The worry on the minds of offshore investors is the concern that offshore markets are expensive. For value managers, countries such as India and the US have very high PE ratios.
A related concern that is apparent among global fund managers is whether or not the global market is headed for a correction. The general feel among the managers is divided between a bear market case and a bull market case going forward.
As independent financial advisors we diversify our client’s exposure across a number of managers with different investment approaches, in an attempt to expose them to different views and hopefully give them a smoother investment experience over the long term.
Another worrying aspect of global markets is the fact that global bonds are expensive, as illustrated in the chart below from Orbis, which shows that they have historically been cheaper 96% of the time.
At the recent 2017 BCI Global Investment Conference, Hywel George, director of investments at the Old Mutual Group, said that he could make a bull market case or a bear market case for global equities depending on how you look it. The slide below was used to motivate his case for a potential bull market:
Despite the low GDP experienced in South Africa of late, world growth is steady and global monetary policy appears to be very expansionary.
But, if global markets were to have a correction, how would we as financial advisors be able to assist our clients in not making the common mistakes that lose investors’ money?
As humans we are wired to maximise pleasure and minimise pain. When you apply this to a market cycle, you get the roller coaster of investor emotion as represented above.
Arguably the best time to put money into the market is when it has fallen in value. If you have already been in the market you simply need to ride it out. One of the famous Warren Buffet quotes is “investing is simple but it’s not easy”. He is referring to the fact that emotions get in the way of rational investment decisions. This behaviour is the main cause of investors not achieving the returns available from markets.
The following graph shows investments into and out of the Allan Gray Stable Fund relative to its performance.
The chart clearly shows that investment flows into and out of the fund are closely matched to the performance of the fund.
It is a clear indication of investors chasing returns rather than riding out the cycles and results in the difference between the performance of the investment and the actual return that the investor experiences – called ‘the behaviour gap’.

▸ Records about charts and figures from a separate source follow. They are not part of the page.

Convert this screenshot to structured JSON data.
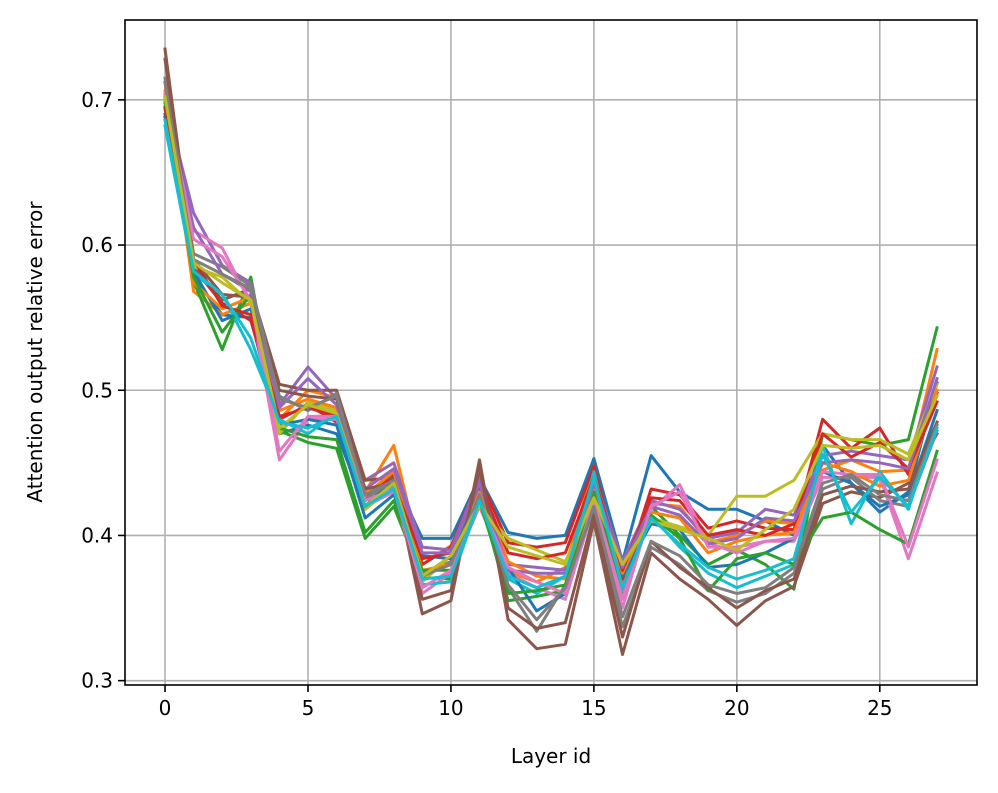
{
  "chart_data": {
    "type": "line",
    "title": "",
    "xlabel": "Layer id",
    "ylabel": "Attention output relative error",
    "xlim": [
      -1.4,
      28.4
    ],
    "ylim": [
      0.297,
      0.755
    ],
    "xticks": [
      0,
      5,
      10,
      15,
      20,
      25
    ],
    "yticks": [
      0.3,
      0.4,
      0.5,
      0.6,
      0.7
    ],
    "ytick_labels": [
      "0.3",
      "0.4",
      "0.5",
      "0.6",
      "0.7"
    ],
    "grid": true,
    "x": [
      0,
      1,
      2,
      3,
      4,
      5,
      6,
      7,
      8,
      9,
      10,
      11,
      12,
      13,
      14,
      15,
      16,
      17,
      18,
      19,
      20,
      21,
      22,
      23,
      24,
      25,
      26,
      27
    ],
    "series": [
      {
        "color": "#1f77b4",
        "values": [
          0.688,
          0.578,
          0.552,
          0.55,
          0.47,
          0.476,
          0.47,
          0.42,
          0.44,
          0.398,
          0.398,
          0.44,
          0.402,
          0.398,
          0.4,
          0.453,
          0.382,
          0.455,
          0.43,
          0.418,
          0.418,
          0.41,
          0.4,
          0.462,
          0.436,
          0.416,
          0.43,
          0.505
        ]
      },
      {
        "color": "#ff7f0e",
        "values": [
          0.712,
          0.568,
          0.552,
          0.56,
          0.48,
          0.5,
          0.495,
          0.43,
          0.462,
          0.38,
          0.393,
          0.42,
          0.375,
          0.368,
          0.378,
          0.448,
          0.368,
          0.422,
          0.42,
          0.395,
          0.4,
          0.41,
          0.408,
          0.445,
          0.452,
          0.444,
          0.445,
          0.528
        ]
      },
      {
        "color": "#2ca02c",
        "values": [
          0.702,
          0.575,
          0.528,
          0.578,
          0.472,
          0.464,
          0.46,
          0.398,
          0.42,
          0.371,
          0.37,
          0.428,
          0.355,
          0.358,
          0.362,
          0.43,
          0.36,
          0.42,
          0.4,
          0.38,
          0.39,
          0.38,
          0.363,
          0.47,
          0.466,
          0.462,
          0.466,
          0.543
        ]
      },
      {
        "color": "#d62728",
        "values": [
          0.695,
          0.584,
          0.56,
          0.548,
          0.48,
          0.49,
          0.478,
          0.425,
          0.442,
          0.38,
          0.392,
          0.44,
          0.395,
          0.392,
          0.395,
          0.448,
          0.37,
          0.432,
          0.428,
          0.405,
          0.41,
          0.405,
          0.404,
          0.48,
          0.46,
          0.474,
          0.442,
          0.498
        ]
      },
      {
        "color": "#9467bd",
        "values": [
          0.7,
          0.622,
          0.586,
          0.574,
          0.49,
          0.516,
          0.494,
          0.438,
          0.45,
          0.392,
          0.39,
          0.44,
          0.38,
          0.378,
          0.376,
          0.44,
          0.382,
          0.424,
          0.418,
          0.398,
          0.402,
          0.418,
          0.414,
          0.455,
          0.458,
          0.455,
          0.452,
          0.516
        ]
      },
      {
        "color": "#8c564b",
        "values": [
          0.735,
          0.586,
          0.562,
          0.57,
          0.504,
          0.5,
          0.5,
          0.438,
          0.44,
          0.346,
          0.355,
          0.452,
          0.342,
          0.322,
          0.325,
          0.41,
          0.318,
          0.388,
          0.37,
          0.356,
          0.338,
          0.355,
          0.365,
          0.422,
          0.43,
          0.426,
          0.436,
          0.47
        ]
      },
      {
        "color": "#e377c2",
        "values": [
          0.7,
          0.61,
          0.598,
          0.56,
          0.452,
          0.48,
          0.48,
          0.42,
          0.43,
          0.36,
          0.374,
          0.42,
          0.374,
          0.364,
          0.356,
          0.42,
          0.35,
          0.418,
          0.435,
          0.395,
          0.388,
          0.396,
          0.396,
          0.44,
          0.44,
          0.44,
          0.384,
          0.443
        ]
      },
      {
        "color": "#7f7f7f",
        "values": [
          0.715,
          0.594,
          0.585,
          0.572,
          0.496,
          0.486,
          0.498,
          0.425,
          0.438,
          0.374,
          0.382,
          0.43,
          0.364,
          0.334,
          0.366,
          0.418,
          0.337,
          0.392,
          0.38,
          0.362,
          0.354,
          0.36,
          0.374,
          0.432,
          0.44,
          0.424,
          0.42,
          0.472
        ]
      },
      {
        "color": "#bcbd22",
        "values": [
          0.7,
          0.585,
          0.578,
          0.56,
          0.47,
          0.492,
          0.486,
          0.418,
          0.434,
          0.368,
          0.386,
          0.42,
          0.398,
          0.39,
          0.382,
          0.424,
          0.38,
          0.412,
          0.406,
          0.4,
          0.427,
          0.427,
          0.438,
          0.47,
          0.466,
          0.466,
          0.456,
          0.504
        ]
      },
      {
        "color": "#17becf",
        "values": [
          0.682,
          0.58,
          0.566,
          0.528,
          0.48,
          0.47,
          0.484,
          0.42,
          0.434,
          0.366,
          0.368,
          0.424,
          0.37,
          0.36,
          0.372,
          0.444,
          0.362,
          0.414,
          0.392,
          0.374,
          0.364,
          0.372,
          0.38,
          0.462,
          0.408,
          0.444,
          0.418,
          0.478
        ]
      },
      {
        "color": "#1f77b4",
        "values": [
          0.69,
          0.582,
          0.548,
          0.556,
          0.476,
          0.48,
          0.476,
          0.412,
          0.428,
          0.386,
          0.384,
          0.434,
          0.378,
          0.348,
          0.36,
          0.426,
          0.372,
          0.408,
          0.404,
          0.378,
          0.38,
          0.388,
          0.398,
          0.444,
          0.436,
          0.42,
          0.428,
          0.486
        ]
      },
      {
        "color": "#ff7f0e",
        "values": [
          0.706,
          0.574,
          0.556,
          0.564,
          0.486,
          0.494,
          0.488,
          0.428,
          0.444,
          0.376,
          0.38,
          0.43,
          0.382,
          0.372,
          0.37,
          0.436,
          0.374,
          0.416,
          0.412,
          0.388,
          0.396,
          0.4,
          0.402,
          0.45,
          0.444,
          0.434,
          0.438,
          0.5
        ]
      },
      {
        "color": "#2ca02c",
        "values": [
          0.698,
          0.578,
          0.54,
          0.566,
          0.474,
          0.468,
          0.466,
          0.402,
          0.424,
          0.376,
          0.376,
          0.424,
          0.36,
          0.362,
          0.366,
          0.426,
          0.364,
          0.414,
          0.398,
          0.362,
          0.384,
          0.388,
          0.38,
          0.412,
          0.416,
          0.404,
          0.394,
          0.458
        ]
      },
      {
        "color": "#d62728",
        "values": [
          0.694,
          0.59,
          0.558,
          0.552,
          0.482,
          0.488,
          0.482,
          0.42,
          0.436,
          0.384,
          0.388,
          0.436,
          0.388,
          0.384,
          0.388,
          0.44,
          0.376,
          0.426,
          0.424,
          0.4,
          0.404,
          0.4,
          0.408,
          0.47,
          0.454,
          0.464,
          0.446,
          0.492
        ]
      },
      {
        "color": "#9467bd",
        "values": [
          0.702,
          0.612,
          0.58,
          0.568,
          0.488,
          0.508,
          0.49,
          0.432,
          0.446,
          0.388,
          0.388,
          0.436,
          0.376,
          0.374,
          0.374,
          0.436,
          0.378,
          0.42,
          0.414,
          0.394,
          0.398,
          0.412,
          0.41,
          0.45,
          0.452,
          0.45,
          0.446,
          0.508
        ]
      },
      {
        "color": "#8c564b",
        "values": [
          0.728,
          0.59,
          0.566,
          0.564,
          0.5,
          0.496,
          0.494,
          0.432,
          0.436,
          0.356,
          0.362,
          0.446,
          0.35,
          0.336,
          0.34,
          0.414,
          0.33,
          0.396,
          0.378,
          0.364,
          0.35,
          0.362,
          0.37,
          0.428,
          0.434,
          0.43,
          0.432,
          0.478
        ]
      },
      {
        "color": "#e377c2",
        "values": [
          0.704,
          0.604,
          0.592,
          0.562,
          0.458,
          0.482,
          0.482,
          0.424,
          0.432,
          0.364,
          0.376,
          0.424,
          0.378,
          0.368,
          0.36,
          0.424,
          0.356,
          0.42,
          0.43,
          0.392,
          0.392,
          0.396,
          0.398,
          0.444,
          0.442,
          0.442,
          0.392,
          0.452
        ]
      },
      {
        "color": "#7f7f7f",
        "values": [
          0.712,
          0.59,
          0.58,
          0.57,
          0.494,
          0.488,
          0.496,
          0.428,
          0.438,
          0.372,
          0.38,
          0.428,
          0.366,
          0.342,
          0.364,
          0.42,
          0.344,
          0.396,
          0.386,
          0.366,
          0.36,
          0.364,
          0.378,
          0.436,
          0.442,
          0.428,
          0.424,
          0.476
        ]
      },
      {
        "color": "#bcbd22",
        "values": [
          0.702,
          0.588,
          0.574,
          0.562,
          0.474,
          0.49,
          0.484,
          0.42,
          0.436,
          0.372,
          0.386,
          0.422,
          0.392,
          0.386,
          0.38,
          0.426,
          0.38,
          0.41,
          0.404,
          0.398,
          0.39,
          0.404,
          0.418,
          0.462,
          0.46,
          0.462,
          0.452,
          0.496
        ]
      },
      {
        "color": "#17becf",
        "values": [
          0.686,
          0.582,
          0.566,
          0.536,
          0.478,
          0.474,
          0.482,
          0.42,
          0.432,
          0.37,
          0.372,
          0.424,
          0.372,
          0.364,
          0.372,
          0.44,
          0.364,
          0.412,
          0.394,
          0.378,
          0.37,
          0.376,
          0.384,
          0.456,
          0.416,
          0.44,
          0.42,
          0.474
        ]
      }
    ]
  }
}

The above slide shows the impact of the financial crisis in the equity market. The light blue line indicates an investor who stayed invested and rode the cycle out. The dark blue line is an example of an investor who removed their money from the market at the bottom of the correction, invested it in cash and only reinvested the money a year later. The green line indicates an investor who fled to cash and never re-entered the market. This is a clear indication of the behaviour gap and the way that we are wired to maximise pleasure and minimise pain.
The last line of defence that an investor has is their financial advisor who must become a behavioural coach when markets become volatile. As financial advisors who have been under pressure lately, from clients wanting returns in a flat local market while the rand strengthens and thus reduces a lot of the returns from offshore exposure, we need to remind ourselves to stick to our investment decisions and not to chase investment returns whilst under pressure from clients, as we can inadvertently disadvantage them by making changes to their portfolio.
One can only hope that the local market starts to see a recovery in the near future while the global market continues to rally and managers look for new opportunities in depressed markets, such as emerging markets. Advisors must be cognizant of Warren Buffet’s advice: “Only when you combine sound intellect with emotional discipline do you get rational behaviour.”